6/29/2012: Further Annotations I continued refining my annotations on non-literal language. After our discussion on Friday I felt like I had a better idea of which phrases were in which category. She asked me to look at another 10 leads for each category. I picked 10 more at random and annotated them with the categories I came up with. I did up refining and moving the categories around one last time based on the advice from Ani and my partners during the meeting. I had forgotten the name for one of the categories they had explained so I had labeled it the TR category. However, this category was meant to be phrasal verbs. I refreshed myself on the definition of a phrasal verb and then moved around the phrases accordingly. Surprisingly I had done a very good job at distinguishing them already. These leads turned the results away from what they originally had been. Originally the politics category looked like it would end up being the least likely to have non-literal language because they had a significantly greater leads that didn’t contain any non-literal language. When I annotated 10 more leads I found that the politics category evened out with the rest of the categories on this aspect. It seems more likely that amount of non-literal language doesn’t differ too much from category to category.

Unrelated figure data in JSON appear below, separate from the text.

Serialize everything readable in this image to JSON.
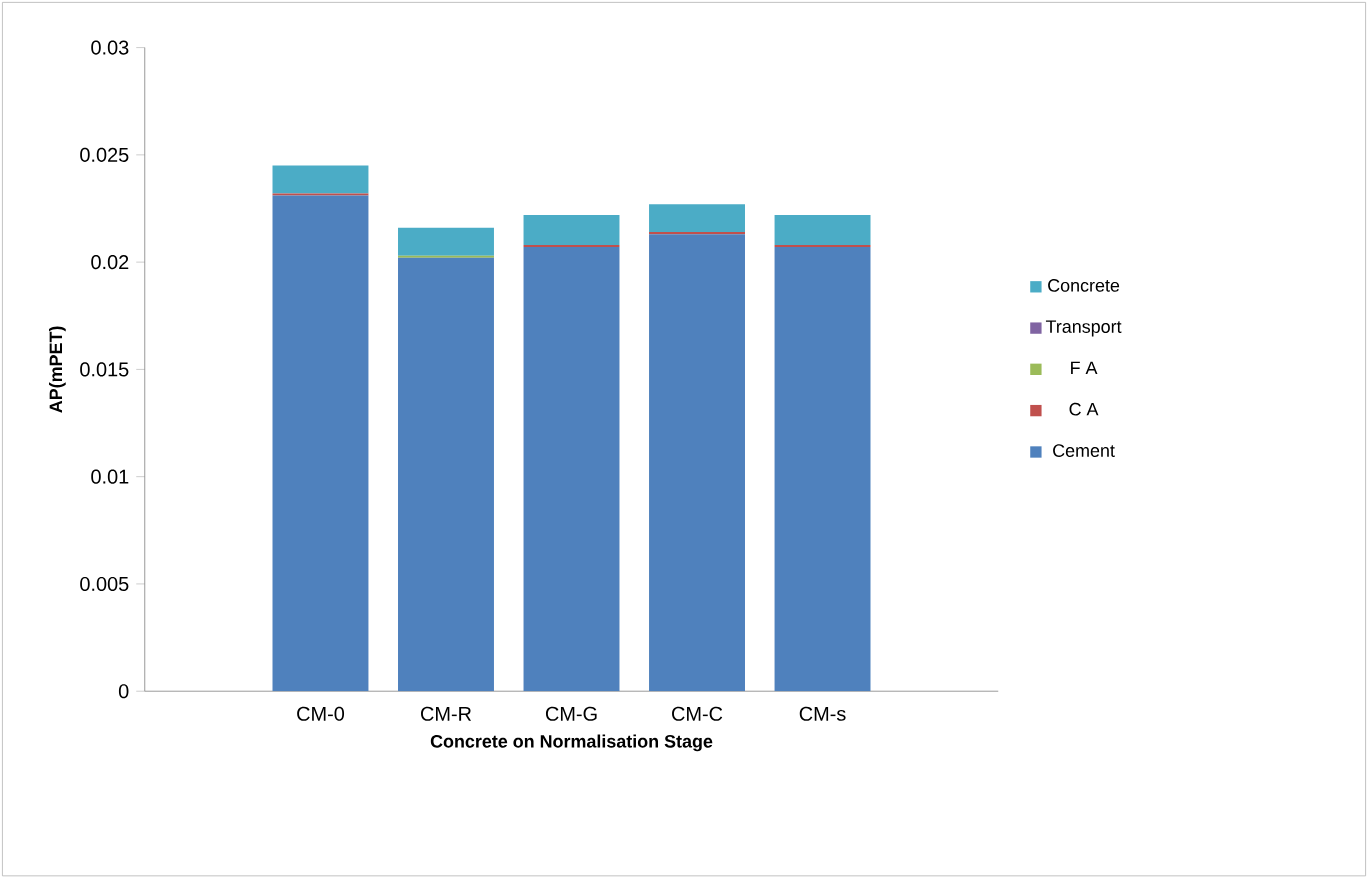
{
  "chart_data": {
    "type": "bar",
    "stacked": true,
    "xlabel": "Concrete on Normalisation Stage",
    "ylabel": "AP(mPET)",
    "categories": [
      "CM-0",
      "CM-R",
      "CM-G",
      "CM-C",
      "CM-s"
    ],
    "series": [
      {
        "name": "Cement",
        "color": "#4f81bd",
        "values": [
          0.0231,
          0.0202,
          0.0207,
          0.0213,
          0.0207
        ]
      },
      {
        "name": "C A",
        "color": "#c0504d",
        "values": [
          0.0001,
          0,
          0.0001,
          0.0001,
          0.0001
        ]
      },
      {
        "name": "F A",
        "color": "#9bbb59",
        "values": [
          0,
          0.0001,
          0,
          0,
          0
        ]
      },
      {
        "name": "Transport",
        "color": "#8064a2",
        "values": [
          0,
          0,
          0,
          0,
          0
        ]
      },
      {
        "name": "Concrete",
        "color": "#4bacc6",
        "values": [
          0.0013,
          0.0013,
          0.0014,
          0.0013,
          0.0014
        ]
      }
    ],
    "ylim": [
      0,
      0.03
    ],
    "yticks": [
      0,
      0.005,
      0.01,
      0.015,
      0.02,
      0.025,
      0.03
    ],
    "legend": "right",
    "grid": false
  }
}
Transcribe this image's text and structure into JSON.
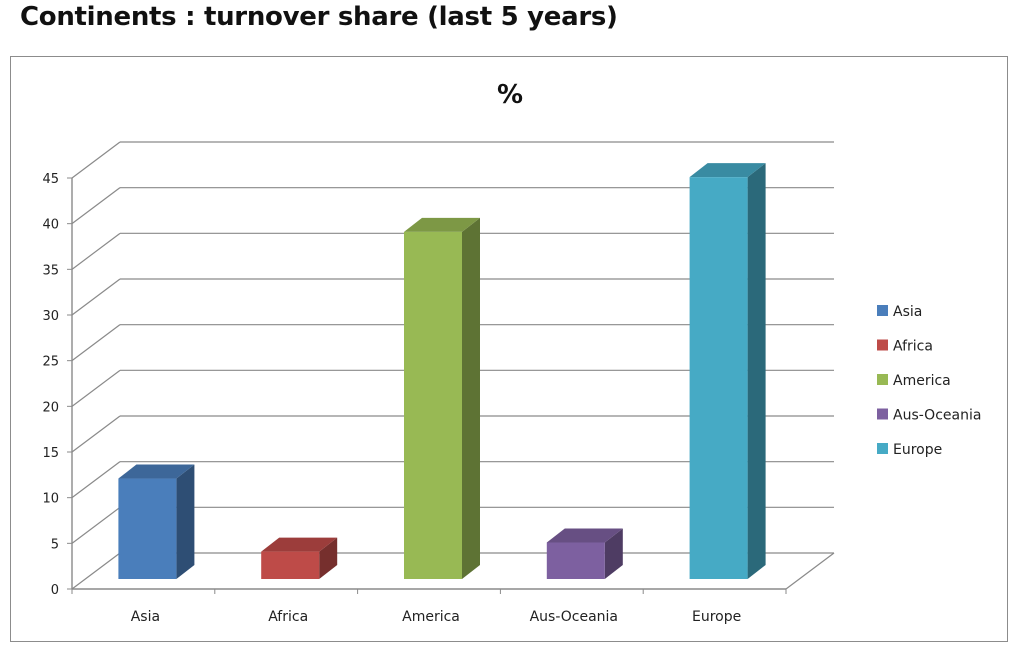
{
  "page": {
    "title": "Continents : turnover share (last 5 years)"
  },
  "chart_data": {
    "type": "bar",
    "title": "%",
    "categories": [
      "Asia",
      "Africa",
      "America",
      "Aus-Oceania",
      "Europe"
    ],
    "values": [
      11,
      3,
      38,
      4,
      44
    ],
    "ylim": [
      0,
      45
    ],
    "yticks": [
      0,
      5,
      10,
      15,
      20,
      25,
      30,
      35,
      40,
      45
    ],
    "grid": true,
    "style": "3d-column",
    "legend_position": "right",
    "colors": [
      "#4a7ebb",
      "#be4b48",
      "#98b954",
      "#7d60a0",
      "#46aac5"
    ],
    "xlabel": "",
    "ylabel": ""
  }
}
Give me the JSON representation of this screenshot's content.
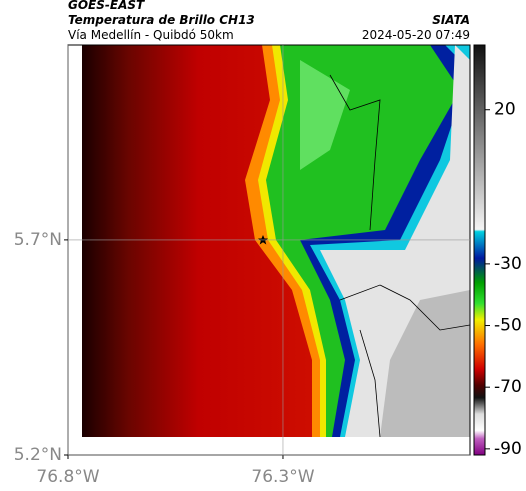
{
  "header": {
    "satellite": "GOES-EAST",
    "product": "Temperatura de Brillo CH13",
    "region": "Vía Medellín - Quibdó 50km",
    "source": "SIATA",
    "timestamp": "2024-05-20 07:49"
  },
  "map": {
    "lon_lim": [
      -76.8,
      -75.865
    ],
    "lat_lim": [
      5.2,
      6.153
    ],
    "lon_ticks": [
      {
        "value": -76.8,
        "label": "76.8°W"
      },
      {
        "value": -76.3,
        "label": "76.3°W"
      }
    ],
    "lat_ticks": [
      {
        "value": 5.2,
        "label": "5.2°N"
      },
      {
        "value": 5.7,
        "label": "5.7°N"
      }
    ],
    "grid": true
  },
  "colorbar": {
    "clim": [
      -92,
      41
    ],
    "ticks": [
      20,
      -30,
      -50,
      -70,
      -90
    ]
  }
}
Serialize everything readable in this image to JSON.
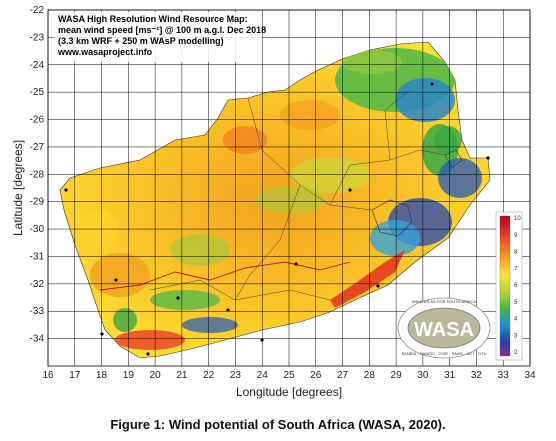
{
  "map": {
    "legend_lines": [
      "WASA High Resolution Wind Resource Map:",
      "mean wind speed [ms⁻¹] @ 100 m a.g.l. Dec 2018",
      "(3.3 km WRF + 250 m WAsP modelling)"
    ],
    "url": "www.wasaproject.info",
    "xlabel": "Longitude [degrees]",
    "ylabel": "Latitude [degrees]",
    "x_ticks": [
      "16",
      "17",
      "18",
      "19",
      "20",
      "21",
      "22",
      "23",
      "24",
      "25",
      "26",
      "27",
      "28",
      "29",
      "30",
      "31",
      "32",
      "33",
      "34"
    ],
    "y_ticks": [
      "-22",
      "-23",
      "-24",
      "-25",
      "-26",
      "-27",
      "-28",
      "-29",
      "-30",
      "-31",
      "-32",
      "-33",
      "-34"
    ],
    "colorbar_ticks": [
      "10",
      "9",
      "8",
      "7",
      "6",
      "5",
      "4",
      "3",
      "2"
    ],
    "logo": {
      "text": "WASA",
      "arc_top": "WIND ATLAS FOR SOUTH AFRICA",
      "arc_bottom": "SANEDI · SANEDI · CSIR · SAWS · UCT · DTU"
    }
  },
  "caption": "Figure 1: Wind potential of South Africa (WASA, 2020)."
}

Moving on with this side project Ani wanted me to look into searching for these phrases throughout the entire corpus. She was interested in seeing how the phrases were different from sentence to sentence and also if there was a way to search for these non-literal phrases, including phrases with replaceable words inside. For instance, one of the phrases I found was “pull all Israeli settlers out” where “all Israeli settlers” is what will be replaced by other words in different sentences. I need to play around with trying to find ways to write a script that can search for that.
On another note, it seems we have enough data now to begin working on designing a survey or hit for Mechanical Turk. To start this process Ani asked us to think of questions that we wanted answered about the leads.
Additionally this week we are playing around with machine learning for educational purposes. We were given task of finding a feature or features that would help a computer classify an article into its correct category. Because this was a sort of eye opening experience for me I think I will give it its own entry.